Grainwiz : Actualité et opinions : Maïs et Soya
Le marché a mal terminé la journée. Les prix du maïs-grain de décembre 07 ont clôturé à 3.730 $ US (- 13.6). Ceux du soya de novembre 07 ont chuté avec autant de force. Ils ont fini à 9.912 $ US (- 17.6).Réaction du marché face à une annonce du USDA
La dégringolade des prix a été brutale mais pas imprévisible. Rappelons que hier, les prix des contrats de soya avaient franchi la barre « magique » des 10.00 $ US. Mais malgré le fait que la session avait toutes les allures d'une consolidation temporaire, la situation au marché reste incertaine.
Du moins, si l'on tient compte de la spéculation et du risque de surproduction de maïs, il est possible que le marché soit ballotté encore un bon bout de temps.
Les résultats sur l'état de l'offre et de la demande en fournissent la preuve. Terminé en date du 1er septembre 07, le rapport du USDA indique des réserves de maïs supérieures aux anticipations du marché. Le montant réel pour la saison 2006/2007 est de 33 millions de tonnes, soit environ 4 millions de tonnes de plus que prévu.
Heureusement, le chiffre n'est pas catastrophique. L'an dernier à la même période, il était établi à 50 millions de tonnes. On peut donc facilement conclure que la forte demande mondiale de grain fait bien son travail.

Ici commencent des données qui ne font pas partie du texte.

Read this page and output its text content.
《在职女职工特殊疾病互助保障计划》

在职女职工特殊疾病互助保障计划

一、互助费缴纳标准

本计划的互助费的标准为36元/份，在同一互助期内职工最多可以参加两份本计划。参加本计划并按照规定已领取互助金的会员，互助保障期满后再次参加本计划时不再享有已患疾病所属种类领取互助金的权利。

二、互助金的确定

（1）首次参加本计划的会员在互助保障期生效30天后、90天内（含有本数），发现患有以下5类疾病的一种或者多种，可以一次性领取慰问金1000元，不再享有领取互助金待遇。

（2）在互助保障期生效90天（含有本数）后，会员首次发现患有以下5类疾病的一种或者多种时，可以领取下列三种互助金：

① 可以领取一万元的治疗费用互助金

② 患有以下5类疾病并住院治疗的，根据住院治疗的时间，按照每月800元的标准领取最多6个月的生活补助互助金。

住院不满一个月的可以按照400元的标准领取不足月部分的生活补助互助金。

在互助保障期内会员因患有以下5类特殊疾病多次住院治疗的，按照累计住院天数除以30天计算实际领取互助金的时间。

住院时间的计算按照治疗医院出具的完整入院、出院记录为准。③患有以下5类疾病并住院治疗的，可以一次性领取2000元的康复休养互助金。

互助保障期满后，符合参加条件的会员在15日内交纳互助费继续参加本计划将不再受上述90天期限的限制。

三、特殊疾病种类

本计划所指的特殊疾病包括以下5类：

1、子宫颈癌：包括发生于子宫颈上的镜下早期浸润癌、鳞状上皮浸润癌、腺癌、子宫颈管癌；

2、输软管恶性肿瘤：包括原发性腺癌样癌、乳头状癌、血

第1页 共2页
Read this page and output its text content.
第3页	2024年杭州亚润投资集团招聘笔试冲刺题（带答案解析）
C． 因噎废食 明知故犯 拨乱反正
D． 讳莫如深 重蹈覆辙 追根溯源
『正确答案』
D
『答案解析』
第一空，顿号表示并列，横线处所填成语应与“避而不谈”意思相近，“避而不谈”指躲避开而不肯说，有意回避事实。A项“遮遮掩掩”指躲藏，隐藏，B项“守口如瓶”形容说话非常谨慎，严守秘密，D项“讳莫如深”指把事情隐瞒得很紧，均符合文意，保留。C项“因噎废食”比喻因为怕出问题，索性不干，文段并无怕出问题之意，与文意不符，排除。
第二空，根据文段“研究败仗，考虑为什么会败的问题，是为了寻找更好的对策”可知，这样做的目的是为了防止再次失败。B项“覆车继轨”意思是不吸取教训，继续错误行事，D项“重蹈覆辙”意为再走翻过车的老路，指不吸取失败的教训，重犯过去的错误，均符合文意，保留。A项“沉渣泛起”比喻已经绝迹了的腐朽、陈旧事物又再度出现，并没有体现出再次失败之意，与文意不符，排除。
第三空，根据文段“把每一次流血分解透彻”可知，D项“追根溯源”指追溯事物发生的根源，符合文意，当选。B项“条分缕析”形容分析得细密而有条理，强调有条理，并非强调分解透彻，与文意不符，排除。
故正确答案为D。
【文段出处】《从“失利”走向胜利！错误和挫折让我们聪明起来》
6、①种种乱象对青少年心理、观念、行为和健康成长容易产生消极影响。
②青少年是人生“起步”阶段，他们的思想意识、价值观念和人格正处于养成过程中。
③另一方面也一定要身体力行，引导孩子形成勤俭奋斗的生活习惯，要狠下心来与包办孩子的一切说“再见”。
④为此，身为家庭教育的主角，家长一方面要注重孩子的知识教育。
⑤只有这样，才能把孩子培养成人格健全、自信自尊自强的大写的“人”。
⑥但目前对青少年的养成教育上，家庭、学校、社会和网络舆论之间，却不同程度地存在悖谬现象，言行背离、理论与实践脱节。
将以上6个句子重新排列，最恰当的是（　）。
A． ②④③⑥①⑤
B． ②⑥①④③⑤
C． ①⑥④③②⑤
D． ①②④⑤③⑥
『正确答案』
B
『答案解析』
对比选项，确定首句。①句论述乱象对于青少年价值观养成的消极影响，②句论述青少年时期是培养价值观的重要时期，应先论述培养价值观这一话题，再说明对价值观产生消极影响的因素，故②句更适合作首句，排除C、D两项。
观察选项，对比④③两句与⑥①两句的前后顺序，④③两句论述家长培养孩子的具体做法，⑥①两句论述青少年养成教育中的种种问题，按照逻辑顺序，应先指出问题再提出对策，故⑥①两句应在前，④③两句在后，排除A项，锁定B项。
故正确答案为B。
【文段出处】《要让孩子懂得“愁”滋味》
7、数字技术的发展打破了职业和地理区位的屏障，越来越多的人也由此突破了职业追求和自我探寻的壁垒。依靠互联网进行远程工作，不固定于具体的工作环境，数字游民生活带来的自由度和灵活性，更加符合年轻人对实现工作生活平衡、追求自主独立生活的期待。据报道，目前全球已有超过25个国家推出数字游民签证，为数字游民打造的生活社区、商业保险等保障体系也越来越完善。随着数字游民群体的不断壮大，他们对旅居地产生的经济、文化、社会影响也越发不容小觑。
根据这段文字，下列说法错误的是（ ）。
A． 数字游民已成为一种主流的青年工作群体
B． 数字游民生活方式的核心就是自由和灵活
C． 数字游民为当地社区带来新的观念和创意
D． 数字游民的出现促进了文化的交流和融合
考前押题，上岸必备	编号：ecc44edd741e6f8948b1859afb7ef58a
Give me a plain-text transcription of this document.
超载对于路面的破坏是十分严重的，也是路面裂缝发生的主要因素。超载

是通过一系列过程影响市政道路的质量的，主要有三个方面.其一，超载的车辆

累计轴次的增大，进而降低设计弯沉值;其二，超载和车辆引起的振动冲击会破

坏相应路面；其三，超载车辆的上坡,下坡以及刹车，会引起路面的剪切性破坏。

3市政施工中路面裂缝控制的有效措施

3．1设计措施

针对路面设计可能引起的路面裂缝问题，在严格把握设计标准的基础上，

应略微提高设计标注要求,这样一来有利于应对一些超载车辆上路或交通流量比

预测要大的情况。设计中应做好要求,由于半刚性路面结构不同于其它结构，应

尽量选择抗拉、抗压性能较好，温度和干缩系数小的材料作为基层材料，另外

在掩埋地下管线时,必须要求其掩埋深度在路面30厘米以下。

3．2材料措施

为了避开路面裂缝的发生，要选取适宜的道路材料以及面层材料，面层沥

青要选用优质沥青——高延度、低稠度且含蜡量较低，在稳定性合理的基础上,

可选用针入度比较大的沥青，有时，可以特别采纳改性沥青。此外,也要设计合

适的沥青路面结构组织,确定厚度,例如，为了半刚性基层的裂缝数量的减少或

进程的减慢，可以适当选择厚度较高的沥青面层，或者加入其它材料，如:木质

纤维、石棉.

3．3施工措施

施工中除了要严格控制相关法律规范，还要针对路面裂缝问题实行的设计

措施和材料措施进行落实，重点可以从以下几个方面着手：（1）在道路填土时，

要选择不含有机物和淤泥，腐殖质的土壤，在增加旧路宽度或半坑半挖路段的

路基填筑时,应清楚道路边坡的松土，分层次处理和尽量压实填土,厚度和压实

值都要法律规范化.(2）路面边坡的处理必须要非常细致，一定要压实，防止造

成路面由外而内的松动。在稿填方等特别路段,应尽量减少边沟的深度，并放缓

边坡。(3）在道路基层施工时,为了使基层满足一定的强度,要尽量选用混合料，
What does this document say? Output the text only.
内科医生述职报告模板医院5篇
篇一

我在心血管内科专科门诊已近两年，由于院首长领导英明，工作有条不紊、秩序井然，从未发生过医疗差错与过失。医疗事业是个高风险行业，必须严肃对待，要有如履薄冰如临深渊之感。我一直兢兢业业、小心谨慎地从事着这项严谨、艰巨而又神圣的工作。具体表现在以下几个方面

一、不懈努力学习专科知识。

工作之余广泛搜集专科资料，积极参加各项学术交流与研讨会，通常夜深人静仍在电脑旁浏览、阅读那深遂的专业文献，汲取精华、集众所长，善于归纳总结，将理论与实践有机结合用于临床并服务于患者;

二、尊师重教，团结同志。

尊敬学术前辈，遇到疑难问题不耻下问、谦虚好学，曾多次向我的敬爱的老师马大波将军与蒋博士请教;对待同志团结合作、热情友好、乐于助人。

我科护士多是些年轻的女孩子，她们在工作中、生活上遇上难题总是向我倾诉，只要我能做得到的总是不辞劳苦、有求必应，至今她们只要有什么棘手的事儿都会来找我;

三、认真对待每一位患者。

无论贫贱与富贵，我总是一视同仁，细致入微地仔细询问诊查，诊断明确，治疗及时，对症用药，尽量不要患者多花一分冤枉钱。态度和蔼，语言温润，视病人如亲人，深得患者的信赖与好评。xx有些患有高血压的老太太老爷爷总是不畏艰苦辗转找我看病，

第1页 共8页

Par contre, les circonstances entourant les oléagineux (soya) sont loin d'être à la hauteur des attentes. Le USDA a évalué les stocks de la production de 2006/2007 à 16 millions de tonnes, soit à peu près 1 million de tonnes de plus que ce que le marché espérait. La surenchère explique en bonne partie l'accumulation des stocks de soya.
Pour le Québec : À notre avis, les tendances à court ou à long terme demeurent positives. Les Américains craignent encore que le processus des récoltes soit plus rapide que ce qui était espéré mais à vrai dire, ceci n'a aucune importance. Les besoins mondiaux en grain demeurent assez forts. C'est d'ailleurs ce que le rapport du USDA (état de l'offre et de la demande) indique.
On pouvait voir que même si le montant dépassait les anticipations des traders, les réserves de maïs s'écoulent à quand même à un très bon rythme. Dans le cas des oléagineux , même si les stocks sont un peu plus élevés que prévu, la situation n'est pas dramatique.
Il ne faut pas oublier non plus les problèmes économiques. Mondialement, les banques centrales semblent avoir perdu le contrôle. En Grande-Bretagne et aux États-Unis, par exemple, la crise du crédit « facile » n'est pas terminée. Au fur et à mesure que celle-ci s'intensifiera, on verra probablement le dollar américain chuter davantage.
L'une des conséquences directes qui devraient affecter le marché du grain est l'inflation. La chute de la valeur du dollar US obligera les producteurs à demander plus cher pour leur grain. C'est pourquoi il est donc nécessaire de rester sur ses gardes. Cette raison fait partie de celles qui aiguisent la spéculation. En fait, presque tout le monde pense que les cours du grain continueront de grimper.
Au Québec, l'évolution de cette situation ne sera certainement pas un avantage. Au contraire, elle rendra les producteurs américains plus compétitifs. Le pire est que les Américains semblent apprécier la tournure des choses.. Leur dollar faible réduit la valeur de leurs dettes et favorise les exportations.